Select the analysis options for One-Way ANOVA

Stat > ANOVA > One-Way > Options

Assume equal variances

Select Assume equal variances to assume that all populations have equal variances. If you do not assume equal variances, Minitab performs Welch's ANOVA test. One-way ANOVA with equal variances is slightly more powerful than Welch's ANOVA, but serious error can result if the variances are not equal. Use the Test for Equal Variances to determine whether or not the populations have equal variances.

Confidence level for all intervals

Enter the level of confidence for the confidence intervals for the coefficients and the fitted values.

Usually, a confidence level of 95% works well. A 95% confidence level indicates that, if you took 100 random samples from the population, the confidence intervals for approximately 95 of the samples would contain the mean response. For a given set of data, a lower confidence level produces a narrower interval, and a higher confidence level produces a wider interval.

Note

To display the confidence intervals, you must go to the Results sub-dialog box, and from Display of results, select Expanded tables.

Type of confidence interval

You can select a two-sided interval or a one-sided bound. For the same confidence level, a bound is closer to the point estimate than the interval. The upper bound does not provide a likely lower value. The lower bound does not provide a likely upper value.

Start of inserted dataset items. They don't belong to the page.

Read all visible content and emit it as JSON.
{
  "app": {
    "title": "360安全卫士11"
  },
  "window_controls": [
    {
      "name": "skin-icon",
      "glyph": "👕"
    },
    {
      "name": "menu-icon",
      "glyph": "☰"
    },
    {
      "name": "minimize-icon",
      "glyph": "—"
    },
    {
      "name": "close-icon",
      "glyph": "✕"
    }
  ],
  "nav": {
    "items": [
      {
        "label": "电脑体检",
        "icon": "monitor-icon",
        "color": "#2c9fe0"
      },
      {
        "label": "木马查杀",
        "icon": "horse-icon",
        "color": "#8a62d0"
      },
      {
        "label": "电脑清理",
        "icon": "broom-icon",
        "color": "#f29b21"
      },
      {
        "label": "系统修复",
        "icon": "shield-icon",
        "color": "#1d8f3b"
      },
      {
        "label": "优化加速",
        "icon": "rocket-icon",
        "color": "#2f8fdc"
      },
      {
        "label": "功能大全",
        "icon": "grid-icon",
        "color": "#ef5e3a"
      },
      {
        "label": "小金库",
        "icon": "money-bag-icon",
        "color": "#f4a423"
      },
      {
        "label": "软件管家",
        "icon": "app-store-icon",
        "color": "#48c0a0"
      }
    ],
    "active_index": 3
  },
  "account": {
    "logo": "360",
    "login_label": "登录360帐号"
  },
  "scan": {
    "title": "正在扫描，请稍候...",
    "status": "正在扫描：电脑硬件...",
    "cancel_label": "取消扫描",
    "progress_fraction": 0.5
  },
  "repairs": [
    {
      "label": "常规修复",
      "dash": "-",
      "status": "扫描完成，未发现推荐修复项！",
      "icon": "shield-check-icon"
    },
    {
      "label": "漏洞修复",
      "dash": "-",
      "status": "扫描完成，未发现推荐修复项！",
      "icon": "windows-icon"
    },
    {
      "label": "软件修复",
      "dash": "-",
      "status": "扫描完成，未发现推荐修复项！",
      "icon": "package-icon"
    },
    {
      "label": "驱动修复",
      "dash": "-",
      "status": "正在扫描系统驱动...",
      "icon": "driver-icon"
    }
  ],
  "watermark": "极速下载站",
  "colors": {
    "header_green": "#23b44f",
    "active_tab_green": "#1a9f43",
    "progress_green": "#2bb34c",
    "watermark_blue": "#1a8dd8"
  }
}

For example, the predicted mean concentration of dissolved solids in water is 13.2 mg/L. The 95% confidence interval for the mean of multiple future observations is 12.8 mg/L to 13.6 mg/L. The 95% upper bound for the mean of multiple future observations is 13.5 mg/L, which is more precise because the bound is closer to the predicted mean.
Two-sided
  • Use a two-sided confidence interval to estimate both likely lower and upper values for the mean response.
Lower bound
  • Use a lower confidence bound to estimate a likely lower value for the mean response.
Upper bound
  • Use an upper confidence bound to estimate a likely higher value for the mean response.